HE Cachoeiro - Hospital Evangélico de Cachoeiro de Itapemirim (ES) — Prova 2024
A sífilis é uma infecção bacteriana sistêmica, crônica, curável e exclusiva do ser humano. Quando não tratada, evolui para estágios de gravidade variada, podendo acometer diversos órgãos e sistemas do corpo. As manifestações clínicas da sífilis adquirida estão divididas de acordo com o tempo de infecção, evolução e estágios da doença, que orientam o seu tratamento e monitoramento, conforme segue: sífilis recente (primária, secundária e latente recente): até um ano de evolução; sífilis tardia (latente tardia e terciária): mais de um ano de evolução. (PCDT-IST-2022, pág. 44 e 45). Correlacione o tipo de sífilis (COLUNA I) às suas manifestações clínicas (COLUNA II). COLUNA I; 1. Sífilis primária. 2. Sífilis secundária. 3. Sífilis latente. 4. Sífilis terciária. COLUNA II; ( ) Fase de silêncio clínico. ( ) Cancro duro. ( ) Lesões gomosas e nodulares, de caráter destrutivo. ( ) Roséolas, placas mucosas, condiloma plano, madarose. Assinale a alternativa que apresenta a sequência CORRETA.
Sífilis: Primária=Cancro duro; Secundária=Roséolas, condiloma plano; Latente=Assintomática; Terciária=Gomas, neurossífilis, cardiovascular.
A sífilis é uma doença sistêmica com manifestações clínicas variadas em seus diferentes estágios. É crucial conhecer as características de cada fase (primária, secundária, latente, terciária) para o diagnóstico correto e tratamento adequado, evitando a progressão para formas mais graves.
A sífilis é uma infecção bacteriana sistêmica causada pelo Treponema pallidum, transmitida principalmente por via sexual, mas também verticalmente. É uma doença crônica com evolução em estágios, cada um com manifestações clínicas distintas, o que lhe confere o apelido de "grande imitadora". O conhecimento desses estágios é crucial para o diagnóstico e tratamento adequados, prevenindo complicações graves. A sífilis primária é marcada pelo cancro duro, uma úlcera indolor no local de inoculação, que regride espontaneamente. A sífilis secundária, que surge semanas a meses após o cancro, é a fase de disseminação, com lesões cutâneas (roséolas, pápulas, condiloma plano), placas mucosas, linfonodomegalia e sintomas sistêmicos. A sífilis latente é um período assintomático, detectado apenas por testes sorológicos, e pode ser recente ou tardia. A sífilis terciária, que pode ocorrer anos ou décadas após a infecção inicial não tratada, é a fase mais grave, com lesões gomosas (destrutivas), neurossífilis (acometimento do sistema nervoso central) e sífilis cardiovascular (aneurisma de aorta, aortite). O diagnóstico é feito por testes treponêmicos e não treponêmicos, e o tratamento é com penicilina benzatina, com esquemas variando conforme o estágio da doença.

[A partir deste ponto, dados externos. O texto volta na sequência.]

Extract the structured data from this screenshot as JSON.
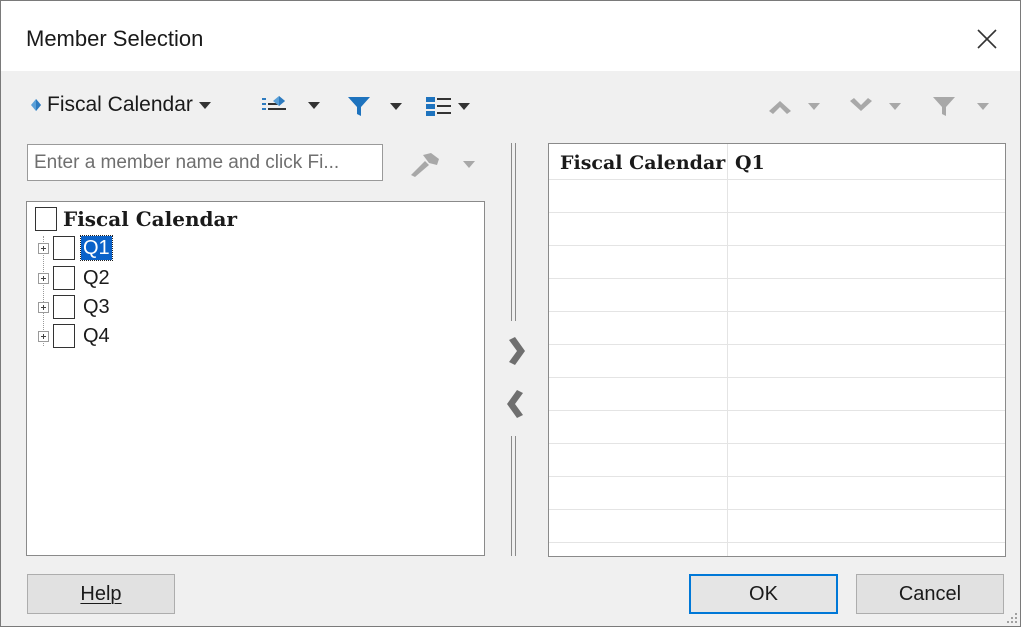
{
  "dialog": {
    "title": "Member Selection"
  },
  "toolbar": {
    "dimension_label": "Fiscal Calendar",
    "icons": [
      "member-display-icon",
      "filter-icon",
      "view-options-icon",
      "move-up-icon",
      "move-down-icon",
      "filter-selected-icon"
    ],
    "accent_color": "#1e73be"
  },
  "search": {
    "placeholder": "Enter a member name and click Fi...",
    "value": ""
  },
  "tree": {
    "root_label": "Fiscal Calendar",
    "items": [
      {
        "label": "Q1",
        "selected": true
      },
      {
        "label": "Q2",
        "selected": false
      },
      {
        "label": "Q3",
        "selected": false
      },
      {
        "label": "Q4",
        "selected": false
      }
    ]
  },
  "selection": {
    "columns": [
      "Fiscal Calendar",
      "Q1"
    ]
  },
  "buttons": {
    "help": "Help",
    "ok": "OK",
    "cancel": "Cancel"
  }
}
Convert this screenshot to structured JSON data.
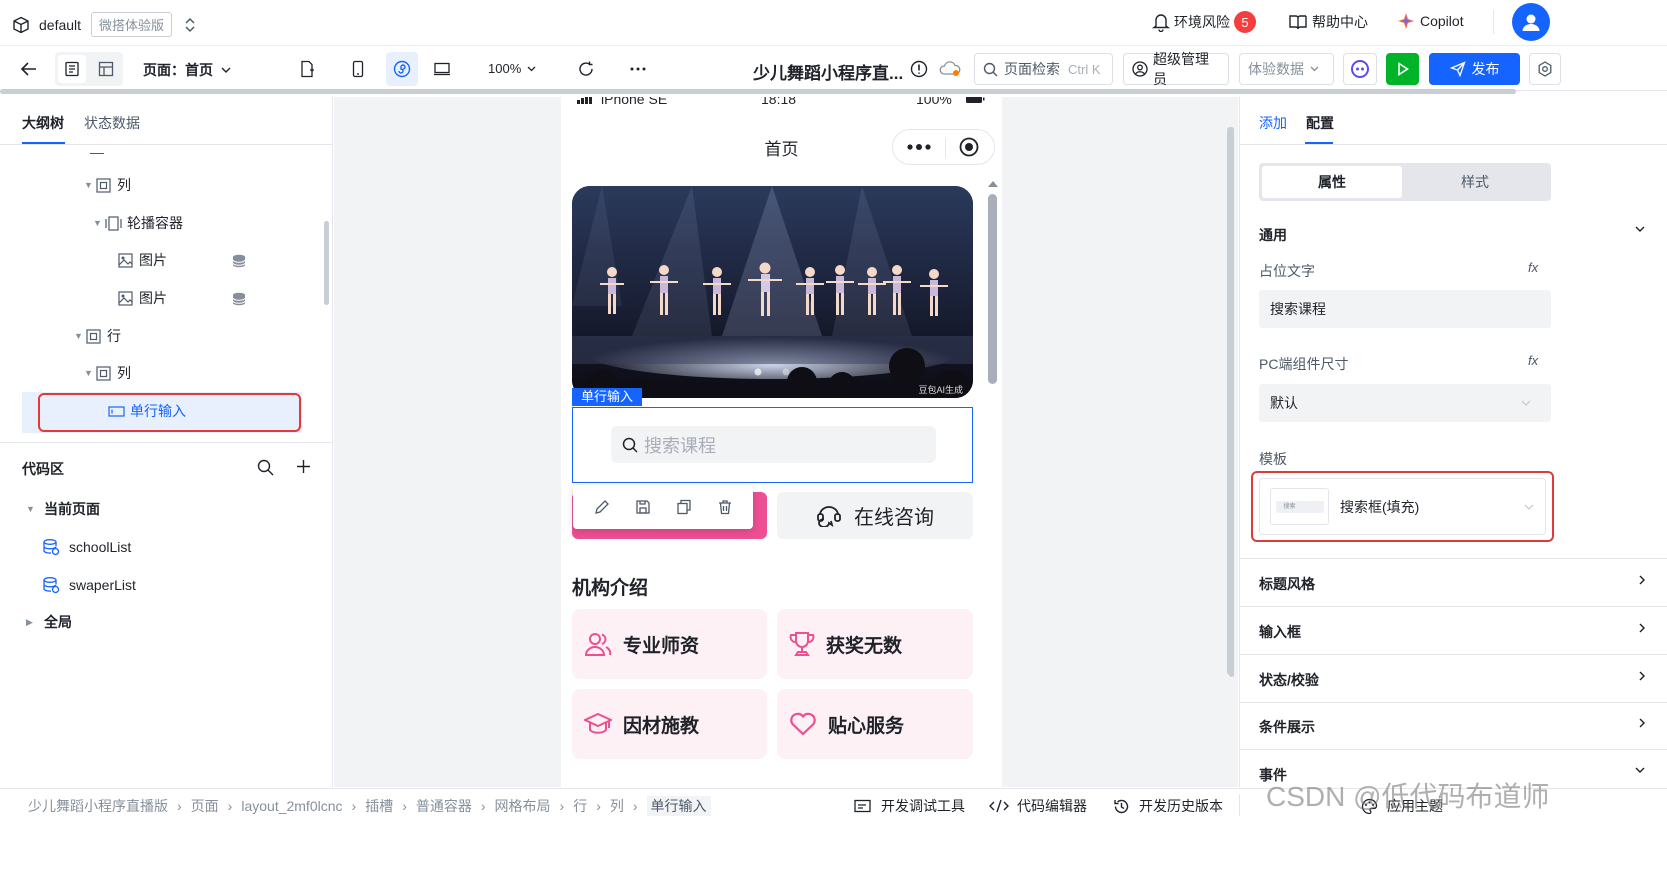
{
  "topbar": {
    "workspace": "default",
    "edition_badge": "微搭体验版",
    "env_risk_label": "环境风险",
    "env_risk_count": "5",
    "help_label": "帮助中心",
    "copilot_label": "Copilot"
  },
  "toolbar": {
    "page_label": "页面：首页",
    "zoom": "100%",
    "app_title": "少儿舞蹈小程序直...",
    "search_label": "页面检索",
    "search_shortcut": "Ctrl K",
    "admin_label": "超级管理员",
    "data_label": "体验数据",
    "publish_label": "发布"
  },
  "left": {
    "tabs": [
      "大纲树",
      "状态数据"
    ],
    "tree": [
      {
        "label": "列"
      },
      {
        "label": "轮播容器"
      },
      {
        "label": "图片"
      },
      {
        "label": "图片"
      },
      {
        "label": "行"
      },
      {
        "label": "列"
      },
      {
        "label": "单行输入"
      }
    ],
    "code_area": {
      "title": "代码区",
      "current_page": "当前页面",
      "items": [
        "schoolList",
        "swaperList"
      ],
      "global": "全局"
    }
  },
  "phone": {
    "status_device": "iPhone SE",
    "status_time": "18:18",
    "status_battery": "100%",
    "nav_title": "首页",
    "image_watermark": "豆包AI生成",
    "selected_tag": "单行输入",
    "search_placeholder": "搜索课程",
    "consult_label": "在线咨询",
    "section_title": "机构介绍",
    "features": [
      "专业师资",
      "获奖无数",
      "因材施教",
      "贴心服务"
    ],
    "accent_color": "#ec4f92"
  },
  "right": {
    "tabs": [
      "添加",
      "配置"
    ],
    "subtabs": [
      "属性",
      "样式"
    ],
    "general_label": "通用",
    "placeholder_label": "占位文字",
    "placeholder_value": "搜索课程",
    "pc_size_label": "PC端组件尺寸",
    "pc_size_value": "默认",
    "template_label": "模板",
    "template_value": "搜索框(填充)",
    "template_thumb_text": "搜索",
    "sections": [
      "标题风格",
      "输入框",
      "状态/校验",
      "条件展示",
      "事件"
    ],
    "fx": "fx"
  },
  "bottom": {
    "breadcrumb": [
      "少儿舞蹈小程序直播版",
      "页面",
      "layout_2mf0lcnc",
      "插槽",
      "普通容器",
      "网格布局",
      "行",
      "列",
      "单行输入"
    ],
    "dev_tools": "开发调试工具",
    "code_editor": "代码编辑器",
    "history": "开发历史版本",
    "theme": "应用主题",
    "watermark": "CSDN @低代码布道师"
  }
}
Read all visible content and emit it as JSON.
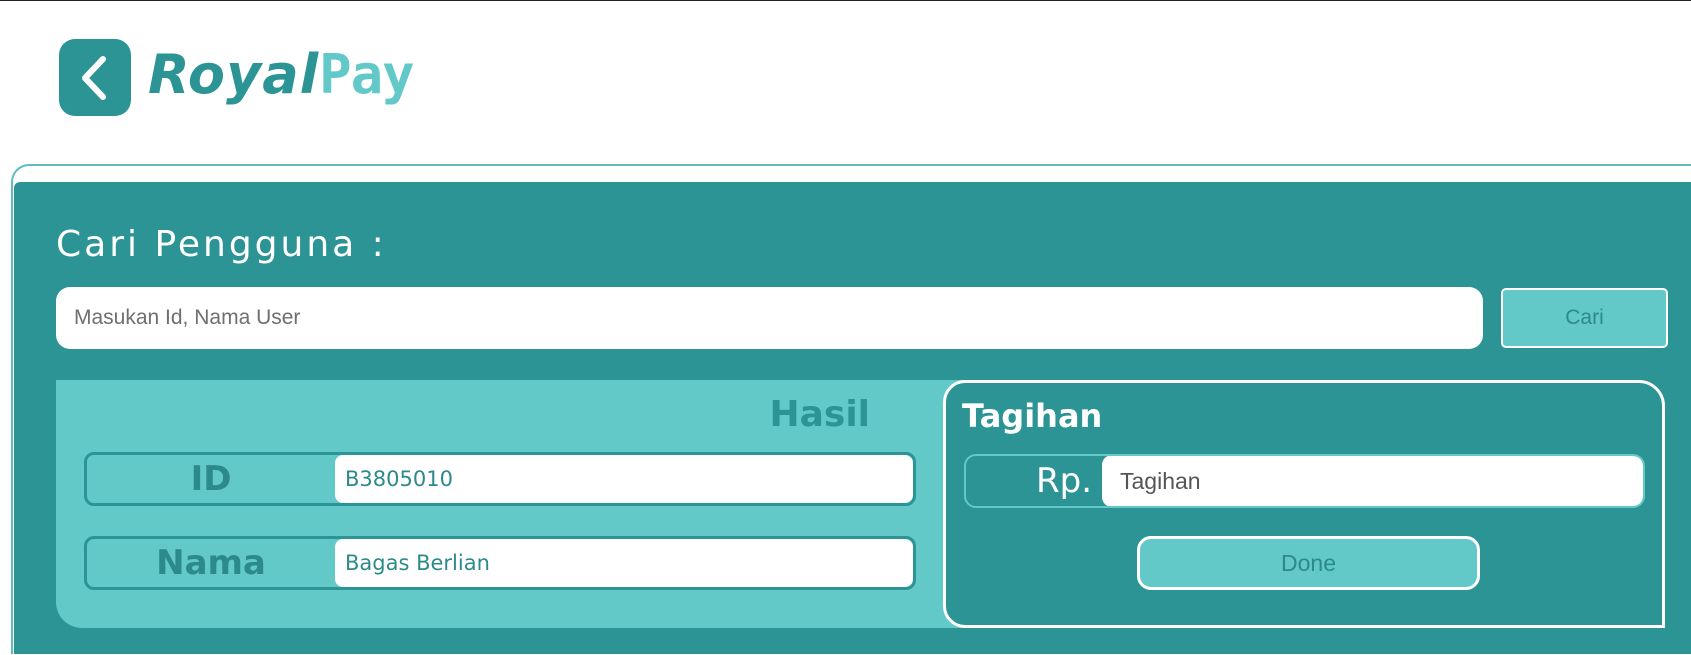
{
  "header": {
    "back_icon": "chevron-left-icon",
    "logo_royal": "Royal",
    "logo_pay": "Pay"
  },
  "search": {
    "title": "Cari Pengguna :",
    "placeholder": "Masukan Id, Nama User",
    "button_label": "Cari"
  },
  "result": {
    "title": "Hasil",
    "fields": [
      {
        "label": "ID",
        "value": "B3805010"
      },
      {
        "label": "Nama",
        "value": "Bagas Berlian"
      }
    ]
  },
  "tagihan": {
    "title": "Tagihan",
    "currency_label": "Rp.",
    "placeholder": "Tagihan",
    "done_label": "Done"
  },
  "colors": {
    "primary": "#2c9494",
    "accent": "#63c8c8",
    "white": "#ffffff"
  }
}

A sífilis primária é caracterizada pelo cancro duro, uma lesão ulcerada, indolor, de base limpa e bordas elevadas, que surge no local de inoculação do Treponema pallidum e geralmente regride espontaneamente.
A sífilis secundária é a fase de disseminação, com manifestações cutâneas (roséolas, lesões papulosas, condiloma plano), mucosas (placas mucosas), linfonodomegalia generalizada, febre, mal-estar e, por vezes, madarose.
A sífilis latente é uma fase assintomática, detectada apenas por sorologia, dividida em recente (<1 ano) e tardia (>1 ano). A sífilis terciária, anos após a infecção, pode apresentar gomas sifilíticas (lesões destrutivas), neurossífilis e sífilis cardiovascular.